In September 2013, TPG launched its own fibre-to-the-basement (FTTB) network that would service approximately 500,000 premises. The company’s move capitalised on a regulatory loophole to extend its established network to apartment buildings, and in so doing prompted a response from the NBN. The NBN Co was tasked to act as the exclusive wholesaler of the National Broadband Network, as it aims to promote healthy competition for the local telecommunication sector. In the apartment buildings equipped with this technology, TPG announced its plans to offer speeds approximately four times faster than those currently offered. It also plans to offer the same price as existing copper broadband services, which is purportedly testing the economic argument for NBN Co. TPG revealed FTTB construction in the CBD of Sydney, Melbourne and Brisbane.
The NBN Co is the government-owned company in charge of implementing the National Broadband Network. In March 2014, NBN Co revealed plans to roll fibre to apartment blocks partly as a response to TPG’s FTTB rollout. NBN Co revealed it was undertaking trials in conjunction with iiNet, M2, Optus and Telstra.
Shifting gears The entry of vertically integrated carriers such as TPG to lucrative populous areas such as apartment buildings serves to weaken this dynamic. The move by TPG is seen as a way to target the high value customers from the NBN, and in the process effectively reduces the financial viability of the NBN Co, particularly as it relates to the more remote areas.
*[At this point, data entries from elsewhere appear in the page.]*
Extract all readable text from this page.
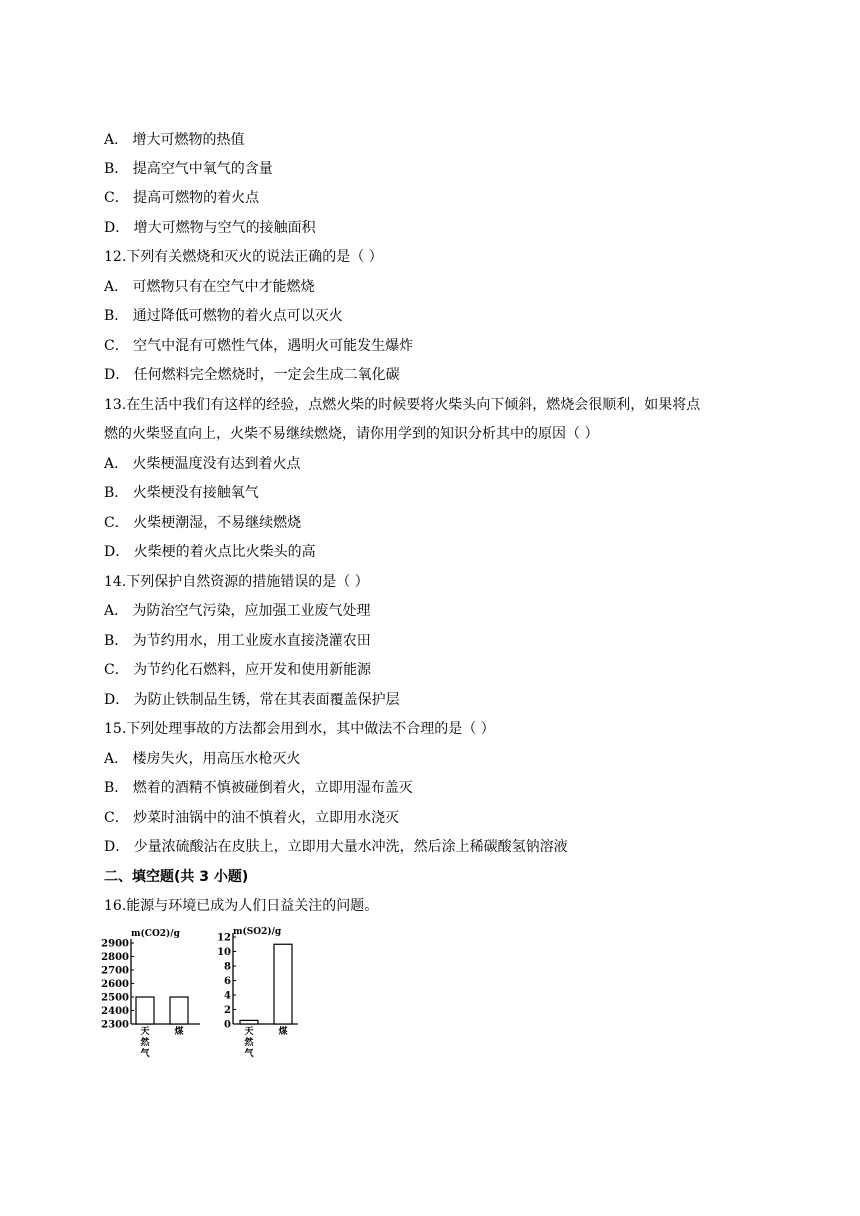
A． 增大可燃物的热值
B． 提高空气中氧气的含量
C． 提高可燃物的着火点
D． 增大可燃物与空气的接触面积
12.下列有关燃烧和灭火的说法正确的是（ ）
A． 可燃物只有在空气中才能燃烧
B． 通过降低可燃物的着火点可以灭火
C． 空气中混有可燃性气体，遇明火可能发生爆炸
D． 任何燃料完全燃烧时，一定会生成二氧化碳
13.在生活中我们有这样的经验，点燃火柴的时候要将火柴头向下倾斜，燃烧会很顺利，如果将点
燃的火柴竖直向上，火柴不易继续燃烧，请你用学到的知识分析其中的原因（ ）
A． 火柴梗温度没有达到着火点
B． 火柴梗没有接触氧气
C． 火柴梗潮湿，不易继续燃烧
D． 火柴梗的着火点比火柴头的高
14.下列保护自然资源的措施错误的是（ ）
A． 为防治空气污染，应加强工业废气处理
B． 为节约用水，用工业废水直接浇灌农田
C． 为节约化石燃料，应开发和使用新能源
D． 为防止铁制品生锈，常在其表面覆盖保护层
15.下列处理事故的方法都会用到水，其中做法不合理的是（ ）
A． 楼房失火，用高压水枪灭火
B． 燃着的酒精不慎被碰倒着火，立即用湿布盖灭
C． 炒菜时油锅中的油不慎着火，立即用水浇灭
D． 少量浓硫酸沾在皮肤上，立即用大量水冲洗，然后涂上稀碳酸氢钠溶液
二、填空题(共 3 小题)
16.能源与环境已成为人们日益关注的问题。
m(CO2)/g
2900
2800
2700
2600
2500
2400
2300
天然气
煤
m(SO2)/g
12
10
8
6
4
2
0
天然气
煤
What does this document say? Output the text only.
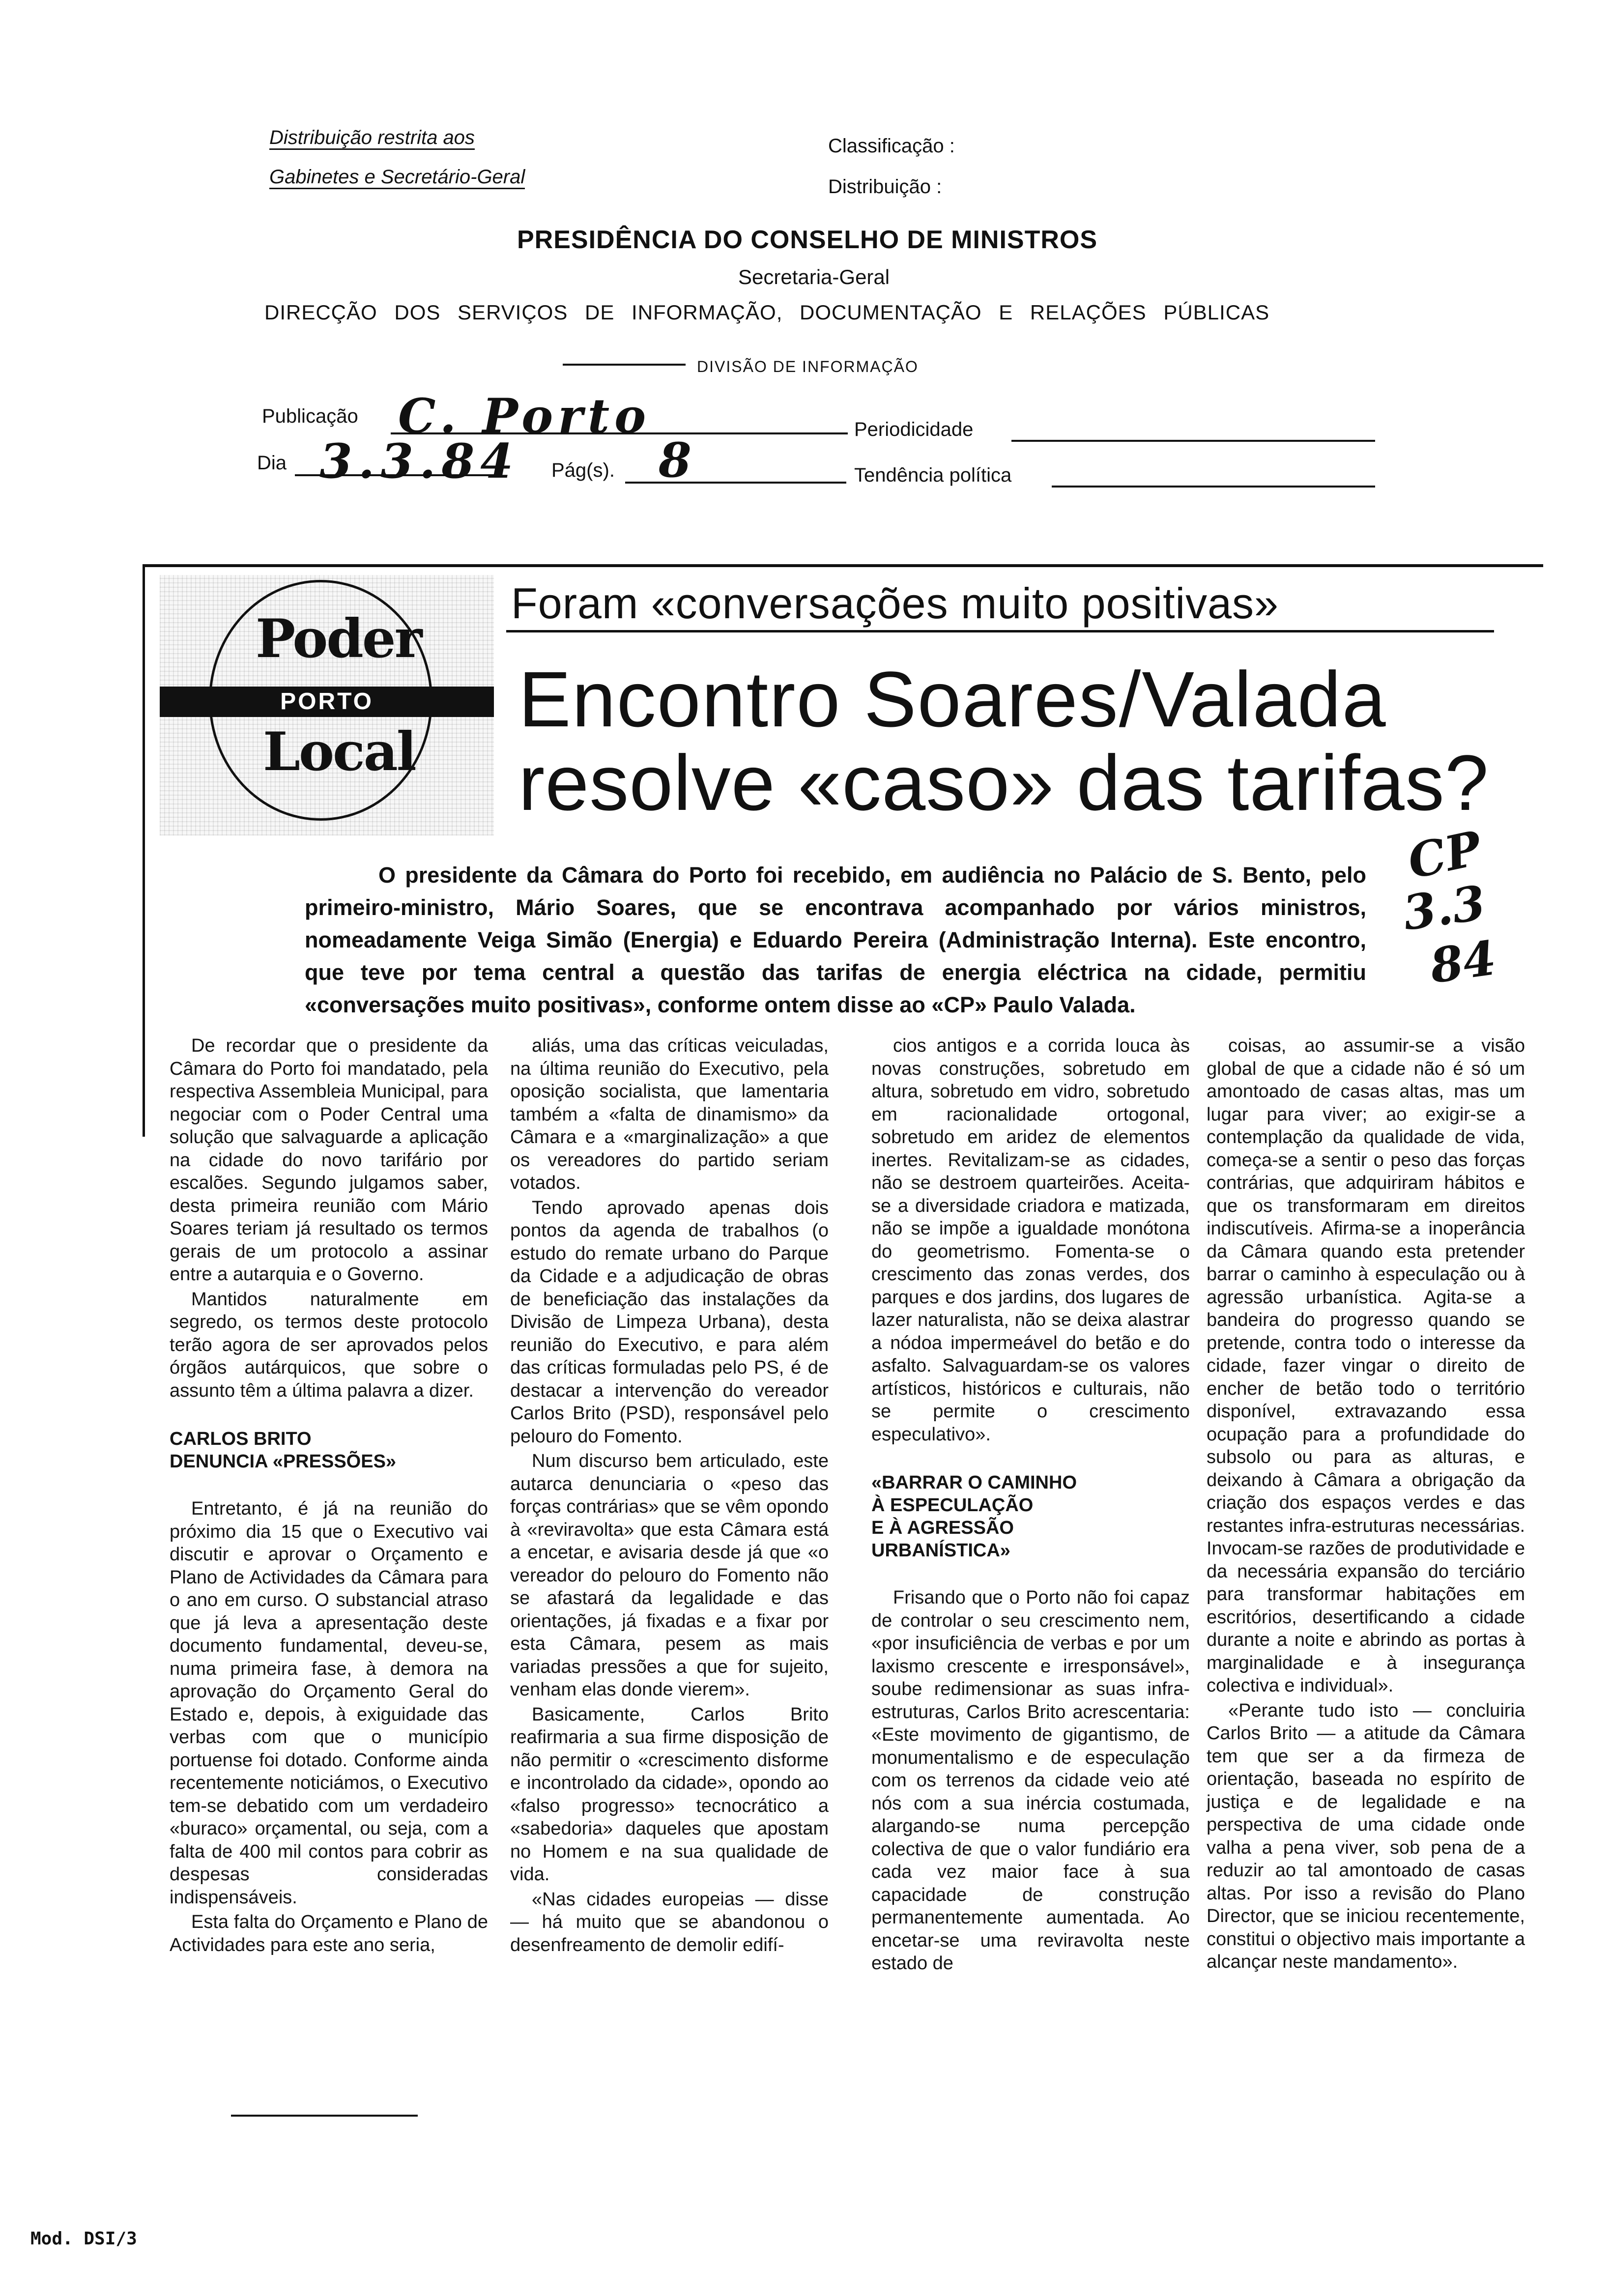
Distribuição restrita aos
Gabinetes e Secretário-Geral
Classificação :
Distribuição :
PRESIDÊNCIA DO CONSELHO DE MINISTROS
Secretaria-Geral
DIRECÇÃO DOS SERVIÇOS DE INFORMAÇÃO, DOCUMENTAÇÃO E RELAÇÕES PÚBLICAS
DIVISÃO DE INFORMAÇÃO
Publicação C. Porto	Periodicidade
Dia 3.3.84 Pág(s). 8	Tendência política
Poder
PORTO
Local
Foram «conversações muito positivas»
Encontro Soares/Valada
resolve «caso» das tarifas?
CP
3.3
84
O presidente da Câmara do Porto foi recebido, em audiência no Palácio de S. Bento, pelo primeiro-ministro, Mário Soares, que se encontrava acompanhado por vários ministros, nomeadamente Veiga Simão (Energia) e Eduardo Pereira (Administração Interna). Este encontro, que teve por tema central a questão das tarifas de energia eléctrica na cidade, permitiu «conversações muito positivas», conforme ontem disse ao «CP» Paulo Valada.

De recordar que o presidente da Câmara do Porto foi mandatado, pela respectiva Assembleia Municipal, para negociar com o Poder Central uma solução que salvaguarde a aplicação na cidade do novo tarifário por escalões. Segundo julgamos saber, desta primeira reunião com Mário Soares teriam já resultado os termos gerais de um protocolo a assinar entre a autarquia e o Governo.

Mantidos naturalmente em segredo, os termos deste protocolo terão agora de ser aprovados pelos órgãos autárquicos, que sobre o assunto têm a última palavra a dizer.

CARLOS BRITO
DENUNCIA «PRESSÕES»

Entretanto, é já na reunião do próximo dia 15 que o Executivo vai discutir e aprovar o Orçamento e Plano de Actividades da Câmara para o ano em curso. O substancial atraso que já leva a apresentação deste documento fundamental, deveu-se, numa primeira fase, à demora na aprovação do Orçamento Geral do Estado e, depois, à exiguidade das verbas com que o município portuense foi dotado. Conforme ainda recentemente noticiámos, o Executivo tem-se debatido com um verdadeiro «buraco» orçamental, ou seja, com a falta de 400 mil contos para cobrir as despesas consideradas indispensáveis.

Esta falta do Orçamento e Plano de Actividades para este ano seria,

aliás, uma das críticas veiculadas, na última reunião do Executivo, pela oposição socialista, que lamentaria também a «falta de dinamismo» da Câmara e a «marginalização» a que os vereadores do partido seriam votados.

Tendo aprovado apenas dois pontos da agenda de trabalhos (o estudo do remate urbano do Parque da Cidade e a adjudicação de obras de beneficiação das instalações da Divisão de Limpeza Urbana), desta reunião do Executivo, e para além das críticas formuladas pelo PS, é de destacar a intervenção do vereador Carlos Brito (PSD), responsável pelo pelouro do Fomento.

Num discurso bem articulado, este autarca denunciaria o «peso das forças contrárias» que se vêm opondo à «reviravolta» que esta Câmara está a encetar, e avisaria desde já que «o vereador do pelouro do Fomento não se afastará da legalidade e das orientações, já fixadas e a fixar por esta Câmara, pesem as mais variadas pressões a que for sujeito, venham elas donde vierem».

Basicamente, Carlos Brito reafirmaria a sua firme disposição de não permitir o «crescimento disforme e incontrolado da cidade», opondo ao «falso progresso» tecnocrático a «sabedoria» daqueles que apostam no Homem e na sua qualidade de vida.

«Nas cidades europeias — disse — há muito que se abandonou o desenfreamento de demolir edifí-

cios antigos e a corrida louca às novas construções, sobretudo em altura, sobretudo em vidro, sobretudo em racionalidade ortogonal, sobretudo em aridez de elementos inertes. Revitalizam-se as cidades, não se destroem quarteirões. Aceita-se a diversidade criadora e matizada, não se impõe a igualdade monótona do geometrismo. Fomenta-se o crescimento das zonas verdes, dos parques e dos jardins, dos lugares de lazer naturalista, não se deixa alastrar a nódoa impermeável do betão e do asfalto. Salvaguardam-se os valores artísticos, históricos e culturais, não se permite o crescimento especulativo».

«BARRAR O CAMINHO
À ESPECULAÇÃO
E À AGRESSÃO
URBANÍSTICA»

Frisando que o Porto não foi capaz de controlar o seu crescimento nem, «por insuficiência de verbas e por um laxismo crescente e irresponsável», soube redimensionar as suas infra-estruturas, Carlos Brito acrescentaria: «Este movimento de gigantismo, de monumentalismo e de especulação com os terrenos da cidade veio até nós com a sua inércia costumada, alargando-se numa percepção colectiva de que o valor fundiário era cada vez maior face à sua capacidade de construção permanentemente aumentada. Ao encetar-se uma reviravolta neste estado de

coisas, ao assumir-se a visão global de que a cidade não é só um amontoado de casas altas, mas um lugar para viver; ao exigir-se a contemplação da qualidade de vida, começa-se a sentir o peso das forças contrárias, que adquiriram hábitos e que os transformaram em direitos indiscutíveis. Afirma-se a inoperância da Câmara quando esta pretender barrar o caminho à especulação ou à agressão urbanística. Agita-se a bandeira do progresso quando se pretende, contra todo o interesse da cidade, fazer vingar o direito de encher de betão todo o território disponível, extravazando essa ocupação para a profundidade do subsolo ou para as alturas, e deixando à Câmara a obrigação da criação dos espaços verdes e das restantes infra-estruturas necessárias. Invocam-se razões de produtividade e da necessária expansão do terciário para transformar habitações em escritórios, desertificando a cidade durante a noite e abrindo as portas à marginalidade e à insegurança colectiva e individual».

«Perante tudo isto — concluiria Carlos Brito — a atitude da Câmara tem que ser a da firmeza de orientação, baseada no espírito de justiça e de legalidade e na perspectiva de uma cidade onde valha a pena viver, sob pena de a reduzir ao tal amontoado de casas altas. Por isso a revisão do Plano Director, que se iniciou recentemente, constitui o objectivo mais importante a alcançar neste mandamento».

Mod. DSI/3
The universal wholesaling function supposedly under the control of NBN Co will ensure the viability of remote areas, as the larger margins of metropolitan areas will serve to partly subsidise regional areas with a smaller client base. TPG has consequently responded by indicating the benefits of its move as a means to promote healthy competition. Contingent on the outcome of TPG’s foray into its FTTB construction, other major telecommunication carriers are closely evaluating similar initiatives.